Lean In, Part II
My post about Sheryl Sandberg’s Lean In a couple months ago created some great dialog internally at Return Path. It also yielded a personal email from Sheryl the day after it went up encouraging me to continue “talking about it,” as the book says, especially as a male leader. Along those lines, since I wrote that initial post, we’ve had a few things happen here that are relevant to comment on, so here goes.
We partnered with the National Center for Women & IT to provide training to our entire organization on unconscious bias. We had almost 90% of the organization attend an interactive 90 minute training session to explore how these biases work and how to discuss these issues with others.
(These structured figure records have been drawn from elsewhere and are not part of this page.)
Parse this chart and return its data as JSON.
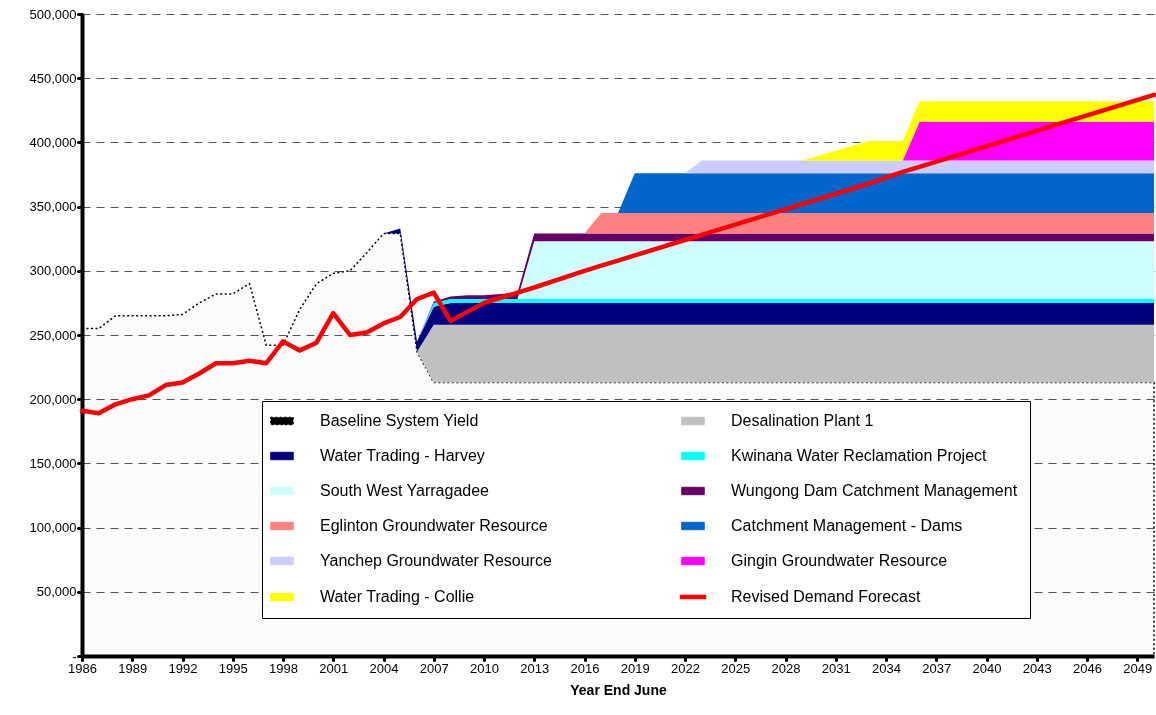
{
  "chart_data": {
    "type": "area",
    "stacked": true,
    "xlabel": "Year End June",
    "xlim": [
      1986,
      2050
    ],
    "xticks": [
      1986,
      1989,
      1992,
      1995,
      1998,
      2001,
      2004,
      2007,
      2010,
      2013,
      2016,
      2019,
      2022,
      2025,
      2028,
      2031,
      2034,
      2037,
      2040,
      2043,
      2046,
      2049
    ],
    "ylim": [
      0,
      500000
    ],
    "yticks": [
      {
        "value": 0,
        "label": "-"
      },
      {
        "value": 50000,
        "label": "50,000"
      },
      {
        "value": 100000,
        "label": "100,000"
      },
      {
        "value": 150000,
        "label": "150,000"
      },
      {
        "value": 200000,
        "label": "200,000"
      },
      {
        "value": 250000,
        "label": "250,000"
      },
      {
        "value": 300000,
        "label": "300,000"
      },
      {
        "value": 350000,
        "label": "350,000"
      },
      {
        "value": 400000,
        "label": "400,000"
      },
      {
        "value": 450000,
        "label": "450,000"
      },
      {
        "value": 500000,
        "label": "500,000"
      }
    ],
    "grid": "y",
    "legend": "bottom",
    "marker": "none",
    "x": [
      1986,
      1987,
      1988,
      1989,
      1990,
      1991,
      1992,
      1993,
      1994,
      1995,
      1996,
      1997,
      1998,
      1999,
      2000,
      2001,
      2002,
      2003,
      2004,
      2005,
      2006,
      2007,
      2008,
      2009,
      2010,
      2011,
      2012,
      2013,
      2016,
      2017,
      2018,
      2019,
      2022,
      2023,
      2029,
      2033,
      2035,
      2036,
      2050
    ],
    "series": [
      {
        "name": "Baseline System Yield",
        "type": "area",
        "line_style": "dotted",
        "color": "#000000",
        "values": [
          255000,
          255000,
          265000,
          265000,
          265000,
          265000,
          266000,
          275000,
          282000,
          282000,
          290000,
          242000,
          242000,
          270000,
          290000,
          298000,
          300000,
          314000,
          329000,
          329000,
          237000,
          213000,
          213000,
          213000,
          213000,
          213000,
          213000,
          213000,
          213000,
          213000,
          213000,
          213000,
          213000,
          213000,
          213000,
          213000,
          213000,
          213000,
          213000
        ]
      },
      {
        "name": "Desalination Plant 1",
        "color": "#c0c0c0",
        "values": [
          null,
          null,
          null,
          null,
          null,
          null,
          null,
          null,
          null,
          null,
          null,
          null,
          null,
          null,
          null,
          null,
          null,
          null,
          null,
          null,
          0,
          45000,
          45000,
          45000,
          45000,
          45000,
          45000,
          45000,
          45000,
          45000,
          45000,
          45000,
          45000,
          45000,
          45000,
          45000,
          45000,
          45000,
          45000
        ]
      },
      {
        "name": "Water Trading - Harvey",
        "color": "#000080",
        "values": [
          null,
          null,
          null,
          null,
          null,
          null,
          null,
          null,
          null,
          null,
          null,
          null,
          null,
          null,
          null,
          null,
          null,
          null,
          0,
          4000,
          8000,
          14000,
          17000,
          17000,
          17000,
          17000,
          17000,
          17000,
          17000,
          17000,
          17000,
          17000,
          17000,
          17000,
          17000,
          17000,
          17000,
          17000,
          17000
        ]
      },
      {
        "name": "Kwinana Water Reclamation Project",
        "color": "#00ffff",
        "values": [
          null,
          null,
          null,
          null,
          null,
          null,
          null,
          null,
          null,
          null,
          null,
          null,
          null,
          null,
          null,
          null,
          null,
          null,
          null,
          null,
          0,
          3000,
          3000,
          3000,
          3000,
          3000,
          3000,
          3000,
          3000,
          3000,
          3000,
          3000,
          3000,
          3000,
          3000,
          3000,
          3000,
          3000,
          3000
        ]
      },
      {
        "name": "South West Yarragadee",
        "color": "#ccffff",
        "values": [
          null,
          null,
          null,
          null,
          null,
          null,
          null,
          null,
          null,
          null,
          null,
          null,
          null,
          null,
          null,
          null,
          null,
          null,
          null,
          null,
          null,
          null,
          null,
          null,
          null,
          null,
          0,
          45000,
          45000,
          45000,
          45000,
          45000,
          45000,
          45000,
          45000,
          45000,
          45000,
          45000,
          45000
        ]
      },
      {
        "name": "Wungong Dam Catchment Management",
        "color": "#660066",
        "values": [
          null,
          null,
          null,
          null,
          null,
          null,
          null,
          null,
          null,
          null,
          null,
          null,
          null,
          null,
          null,
          null,
          null,
          null,
          null,
          null,
          0,
          1000,
          2000,
          3000,
          3000,
          4000,
          5000,
          6000,
          6000,
          6000,
          6000,
          6000,
          6000,
          6000,
          6000,
          6000,
          6000,
          6000,
          6000
        ]
      },
      {
        "name": "Eglinton Groundwater Resource",
        "color": "#ff8080",
        "values": [
          null,
          null,
          null,
          null,
          null,
          null,
          null,
          null,
          null,
          null,
          null,
          null,
          null,
          null,
          null,
          null,
          null,
          null,
          null,
          null,
          null,
          null,
          null,
          null,
          null,
          null,
          null,
          null,
          0,
          16000,
          16000,
          16000,
          16000,
          16000,
          16000,
          16000,
          16000,
          16000,
          16000
        ]
      },
      {
        "name": "Catchment Management - Dams",
        "color": "#0066cc",
        "values": [
          null,
          null,
          null,
          null,
          null,
          null,
          null,
          null,
          null,
          null,
          null,
          null,
          null,
          null,
          null,
          null,
          null,
          null,
          null,
          null,
          null,
          null,
          null,
          null,
          null,
          null,
          null,
          null,
          null,
          null,
          0,
          31000,
          31000,
          31000,
          31000,
          31000,
          31000,
          31000,
          31000
        ]
      },
      {
        "name": "Yanchep Groundwater Resource",
        "color": "#ccccff",
        "values": [
          null,
          null,
          null,
          null,
          null,
          null,
          null,
          null,
          null,
          null,
          null,
          null,
          null,
          null,
          null,
          null,
          null,
          null,
          null,
          null,
          null,
          null,
          null,
          null,
          null,
          null,
          null,
          null,
          null,
          null,
          null,
          null,
          0,
          10000,
          10000,
          10000,
          10000,
          10000,
          10000
        ]
      },
      {
        "name": "Gingin Groundwater Resource",
        "color": "#ff00ff",
        "values": [
          null,
          null,
          null,
          null,
          null,
          null,
          null,
          null,
          null,
          null,
          null,
          null,
          null,
          null,
          null,
          null,
          null,
          null,
          null,
          null,
          null,
          null,
          null,
          null,
          null,
          null,
          null,
          null,
          null,
          null,
          null,
          null,
          null,
          null,
          null,
          null,
          0,
          30000,
          30000
        ]
      },
      {
        "name": "Water Trading - Collie",
        "color": "#ffff00",
        "values": [
          null,
          null,
          null,
          null,
          null,
          null,
          null,
          null,
          null,
          null,
          null,
          null,
          null,
          null,
          null,
          null,
          null,
          null,
          null,
          null,
          null,
          null,
          null,
          null,
          null,
          null,
          null,
          null,
          null,
          null,
          null,
          null,
          null,
          null,
          0,
          15000,
          15000,
          16000,
          16000
        ]
      },
      {
        "name": "Revised Demand Forecast",
        "type": "line",
        "line_style": "solid",
        "color": "#ff0000",
        "values": [
          191000,
          189000,
          196000,
          200000,
          203000,
          211000,
          213000,
          220000,
          228000,
          228000,
          230000,
          228000,
          245000,
          238000,
          244000,
          267000,
          250000,
          252000,
          259000,
          264000,
          278000,
          283000,
          261000,
          268000,
          275000,
          279000,
          283000,
          287000,
          300000,
          304000,
          308000,
          312000,
          324000,
          328000,
          352000,
          368000,
          377000,
          381000,
          437000
        ]
      }
    ]
  }
}
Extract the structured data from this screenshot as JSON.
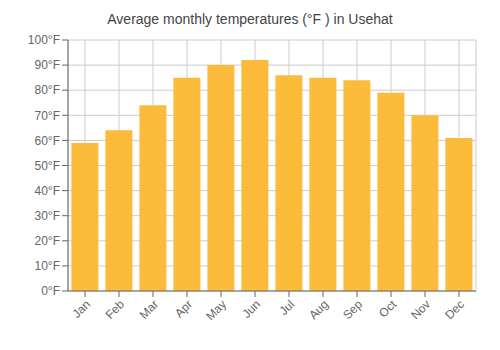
{
  "chart_data": {
    "type": "bar",
    "title": "Average monthly temperatures (°F ) in Usehat",
    "categories": [
      "Jan",
      "Feb",
      "Mar",
      "Apr",
      "May",
      "Jun",
      "Jul",
      "Aug",
      "Sep",
      "Oct",
      "Nov",
      "Dec"
    ],
    "values": [
      59,
      64,
      74,
      85,
      90,
      92,
      86,
      85,
      84,
      79,
      70,
      61
    ],
    "color": "#FBBC3C",
    "ylim": [
      0,
      100
    ],
    "yticks": [
      {
        "value": 0,
        "label": "0°F"
      },
      {
        "value": 10,
        "label": "10°F"
      },
      {
        "value": 20,
        "label": "20°F"
      },
      {
        "value": 30,
        "label": "30°F"
      },
      {
        "value": 40,
        "label": "40°F"
      },
      {
        "value": 50,
        "label": "50°F"
      },
      {
        "value": 60,
        "label": "60°F"
      },
      {
        "value": 70,
        "label": "70°F"
      },
      {
        "value": 80,
        "label": "80°F"
      },
      {
        "value": 90,
        "label": "90°F"
      },
      {
        "value": 100,
        "label": "100°F"
      }
    ],
    "grid": true
  }
}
The goals were to identify what unconscious bias is and how it affects the workplace, identify ways to address these barriers and foster innovation, and provide practice tools for reducing unconscious biases. While the topic of unconscious bias in the workplace isn’t only about gender, that’s one major vector of discussion. We had great feedback from across the organization that people value this type of dialog and training. It’s now going to be incorporated into our onboarding program for new employees.
Second, as I committed to in my original post, we ran a thorough gender-based comp study. As I suspected, we don’t have a real issue with men being paid more than women for doing the same job, or with men and women being promoted at different rates. That’s the good news. However, the study and the conversations that we had around it yielded two other interesting conclusions. One is that that we have fewer women in senior positions than men, though not too far off our overall male:female ratio of 60:40. On our Board, we have no women. On our Executive Committee, we have 1 of 10 (more on this below). On our Operating Committee, we have 8 of 25. Of all Managers at the company, we have 32 of 88. So women skew to more junior roles.
The other is that while we do a good job on compensation equity for the same position, it takes a lot of deliberate back and forth to get to that place. In other words, if all we did was rely on people’s starting salaries, their performance review data, and our standard raise percentages, we would have some level of gender-based inequality. Digging deeper into this, it’s all about the starting point. Since we have far more junior/entry level women than men, the compensation curve for women ends up needing to be steeper than that of men in order to level things out. So we get to the right place, but it takes work and unconventional thinking.
Finally, I had an enlightening process of recruiting two new senior executives to join the business in the past couple of months. I knew I wanted to try and diversify my executive team, which was 25% female, so I made a deliberate effort to focus on hiring senior women into both positions. I intended to hire the best candidate, and knew I’d only see male candidates unless I intentionally sourced female candidates. For both positions, sourcing with an emphasis on women was VERY DIFFICULT, as the candidate pools are very lopsided in favor of men for all the reasons Sheryl noted in her book. But in both cases, great female candidates made it through as finalists, and the first candidate to whom I offered each job was female – both superbly qualified. In both cases, for different reasons I can’t go into here, the candidates didn’t end up making it across the finish line. And then in both cases, when we opened up the search for a second round, the rest of the candidate pool was male, and I ended up hiring men into both roles. Now my resulting exec team is even more heavily male, which was the opposite of my intention. It’s very frustrating, and it leaves us with more work to do on the women-in-leadership topic, for sure.
So…some positives and some challenges the last few months on this topic at Return Path. I’ll post more as relevant things develop or occur. We are going to be doing some real thinking, and probably some program development, around this important topic.